Merwin, who became police chief in 1987, is remembered as the one who restored integrity and professionalism to the then-struggling New Bethlehem Police Department.
When Merwin took the helm, the department was suffering from a series of scandals and investigations. Aware of the monumental task that lay ahead of him, Merwin reportedly said at the time that he would “work overtime to heal the force’s damaged reputation.”
According to George, who remembers well the disarray that plagued the department at the time, Merwin’s work and dedication to the community accomplished that.
“After three-and-a-half years of dealing with that mess, [Jim] was a breath of fresh air,” George said. “If I was picking the cream of the crop of all the local officers [I’ve worked with], Jim would be at the top of the list.”
Former New Bethlehem Borough Council member Ed Goth concurred, noting that Merwin was “very dedicated to the police department and New Bethlehem Borough.”
“He would work hours and hours outside of his normal time because he felt that it was the right thing to do,” Goth said. “He was very well-respected within the law enforcement community.”
Clarion County Sheriff and retired state police trooper Rex Munsee recounted several important cases — including a homicide, suicide, bank robbery, assault and more — that he worked with Chief Merwin.
“When you worked with Jim, he was just so down to earth,” Munsee said, noting that Merwin often conducted suspect interviews like a conversation. “He was a non-threatening police officer, and he listened to what people said.”
One of their more memorable cases, according to Munsee, involved the arrest of a suspect with an outstanding warrant at a local eatery in New Bethlehem. As he was taking the suspect into custody, Munsee realized that the suspect had only one arm.
“I looked at Jim and said, ‘he doesn’t have an arm,’” Munsee said. “Jim turned and said, ‘put it [the cuff] on his belt loop.’ So, I took the cuff and put it behind him on his belt loop.”
Shane White, who served as an NBPD officer under Merwin for two-and-a-half years until Merwin’s retirement in 2004, said he was impressed with Merwin’s work ethic and dedication long before he joined the force.
“I was a senior in high school during the flood of 1996, but I can remember Chief working non-stop,” he said. “A lot of people don’t realize what he had vested in this community. You’ll never have another chief of police like that.”
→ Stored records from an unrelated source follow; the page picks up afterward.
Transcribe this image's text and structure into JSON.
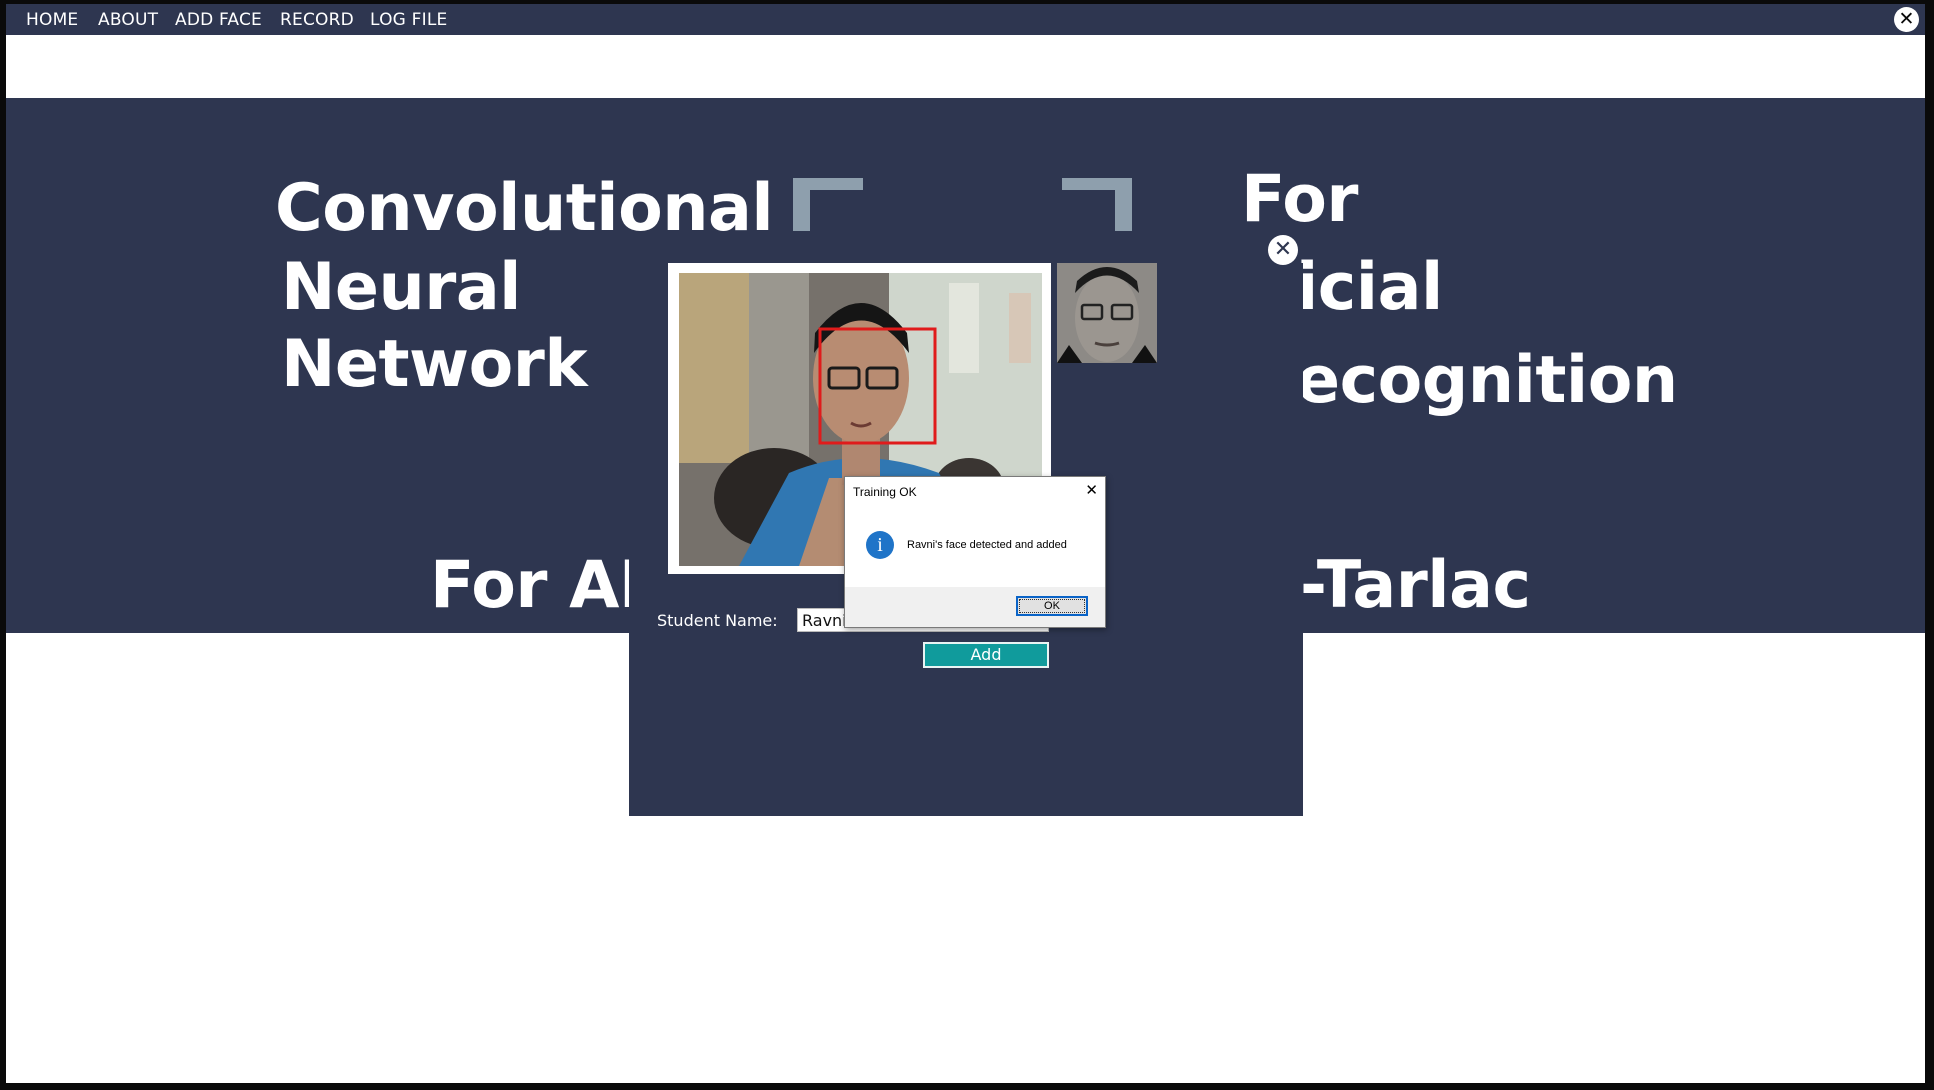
{
  "menu": {
    "items": [
      "HOME",
      "ABOUT",
      "ADD FACE",
      "RECORD",
      "LOG FILE"
    ],
    "close_icon": "close-circle-icon"
  },
  "hero": {
    "left_lines": [
      "Convolutional",
      "Neural",
      "Network"
    ],
    "right_lines": [
      "For",
      "icial",
      "ecognition"
    ],
    "bottom_left": "For AM",
    "bottom_right": "-Tarlac"
  },
  "add_face_popup": {
    "student_name_label": "Student Name:",
    "student_name_value": "Ravni",
    "add_button": "Add",
    "close_icon": "close-circle-icon"
  },
  "dialog": {
    "title": "Training OK",
    "message": "Ravni's face detected and added",
    "ok_button": "OK",
    "icon": "info-icon"
  },
  "colors": {
    "navy": "#2e3650",
    "teal": "#109b9c",
    "detection_box": "#e01b1b"
  }
}
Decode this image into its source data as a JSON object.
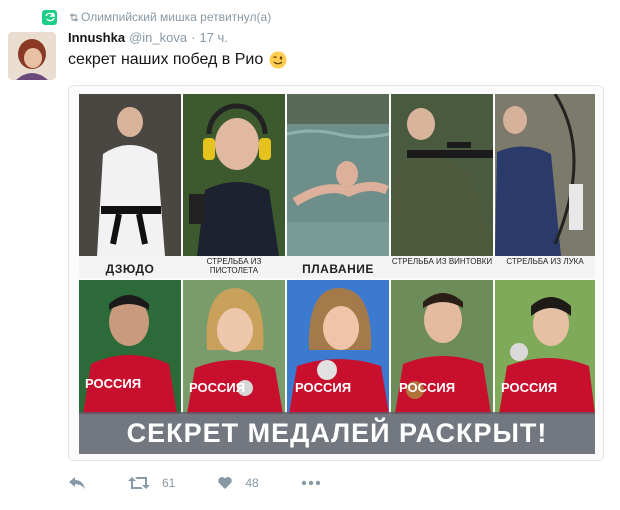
{
  "retweet_notice": {
    "text": "Олимпийский мишка ретвитнул(а)",
    "icon": "retweet-icon"
  },
  "tweet": {
    "author_name": "Innushka",
    "author_handle": "@in_kova",
    "separator": "·",
    "time": "17 ч.",
    "text": "секрет наших побед в Рио",
    "emoji": "winking-face"
  },
  "media": {
    "top_captions": [
      "ДЗЮДО",
      "СТРЕЛЬБА ИЗ ПИСТОЛЕТА",
      "ПЛАВАНИЕ",
      "СТРЕЛЬБА ИЗ ВИНТОВКИ",
      "СТРЕЛЬБА ИЗ ЛУКА"
    ],
    "jersey_text": "РОССИЯ",
    "banner_text": "СЕКРЕТ МЕДАЛЕЙ РАСКРЫТ!"
  },
  "actions": {
    "reply": {
      "icon": "reply-icon",
      "count": ""
    },
    "retweet": {
      "icon": "retweet-icon",
      "count": "61"
    },
    "like": {
      "icon": "heart-icon",
      "count": "48"
    },
    "more": {
      "icon": "more-icon"
    }
  },
  "colors": {
    "retweet_green": "#19cf86",
    "muted": "#8899a6",
    "text": "#14171a",
    "jersey_red": "#c8102e"
  }
}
Former Clarion County 911 dispatcher Dave Milliren commented, too, on Merwin’s quick actions during the flood, which very well saved lives. Milliren said that upon learning that water was rising in Jefferson County, Merwin, who was not on duty at the time, drove up Route 28 to check the conditions. Upon realizing how dire the situation was, Merwin immediately had 911 contact the fire department, who in turn activated the flood warning siren.
“Due to Jim’s quick actions that day, no lives were lost,” Milliren said.
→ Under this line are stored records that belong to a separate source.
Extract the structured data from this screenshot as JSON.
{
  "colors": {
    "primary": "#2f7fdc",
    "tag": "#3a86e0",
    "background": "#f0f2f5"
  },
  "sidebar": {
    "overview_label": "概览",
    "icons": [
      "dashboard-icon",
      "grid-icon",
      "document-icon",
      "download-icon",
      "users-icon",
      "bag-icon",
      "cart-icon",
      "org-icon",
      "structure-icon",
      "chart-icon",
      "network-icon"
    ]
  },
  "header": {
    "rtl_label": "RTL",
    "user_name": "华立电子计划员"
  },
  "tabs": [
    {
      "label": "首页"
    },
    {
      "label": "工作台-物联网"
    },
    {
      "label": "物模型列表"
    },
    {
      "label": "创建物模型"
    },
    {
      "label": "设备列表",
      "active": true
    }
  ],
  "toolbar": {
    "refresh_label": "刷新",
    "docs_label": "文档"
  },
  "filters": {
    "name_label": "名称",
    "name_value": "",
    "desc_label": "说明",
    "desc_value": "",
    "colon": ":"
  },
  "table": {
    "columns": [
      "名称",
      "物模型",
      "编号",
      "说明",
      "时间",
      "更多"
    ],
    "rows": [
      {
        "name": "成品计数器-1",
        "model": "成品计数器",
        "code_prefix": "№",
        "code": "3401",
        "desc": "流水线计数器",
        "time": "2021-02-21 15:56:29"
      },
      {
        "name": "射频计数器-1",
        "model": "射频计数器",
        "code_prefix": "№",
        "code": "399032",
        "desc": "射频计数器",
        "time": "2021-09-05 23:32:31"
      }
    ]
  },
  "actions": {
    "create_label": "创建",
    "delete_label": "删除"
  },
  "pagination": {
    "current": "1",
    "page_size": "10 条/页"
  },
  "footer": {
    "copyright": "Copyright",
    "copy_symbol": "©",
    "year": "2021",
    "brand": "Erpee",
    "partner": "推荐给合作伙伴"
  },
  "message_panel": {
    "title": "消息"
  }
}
White went on to say that years later when he joined the ranks of the NBPD, he came to know Merwin as one of his most influential mentors.
“The biggest thing I can always remember him pounding into my head was, ‘treat them like you want to be treated,’” White said. “Twenty years later in my career, I still use that.”
Another lesson, White said, came during his initial job training with Merwin.
“When I would back the car into the garage, Jim wanted the [car’s] overdrive off and the high beams on. For weeks he pounded that into my head,” White said, noting that at the time, he couldn’t understand why Merwin required such practices.
Eventually, when White asked the reason for the parking ritual, Merwin told him that it was all about attentiveness, reminding White that such attention to detail could someday save his life on the job.
“To this day, I have a Post-it note in my office with the quote, ‘Overdrive off, high beams on, it’s all about the details,’” White said. “I still take that to work every day.”
In addition to his 25-year career as police chief, Merwin was also a member of the Local 75 Bricklayers and Allied Craftsman and was owner-operator of Merwin Masonry.
He also served as a member of New Bethlehem Borough Council after retiring from the force, was honored by the New Bethlehem Chamber of Commerce as Citizen of the Year, and was a member of the St. Charles Catholic Church and the New Bethlehem Lions Club.
Merwin married the former Patricia Montana in 1958. She preceded him in death in February 2014. The couple is survived by three sons, Jeff, Steve and David and their families, which include seven grandchildren and three great-grandchildren.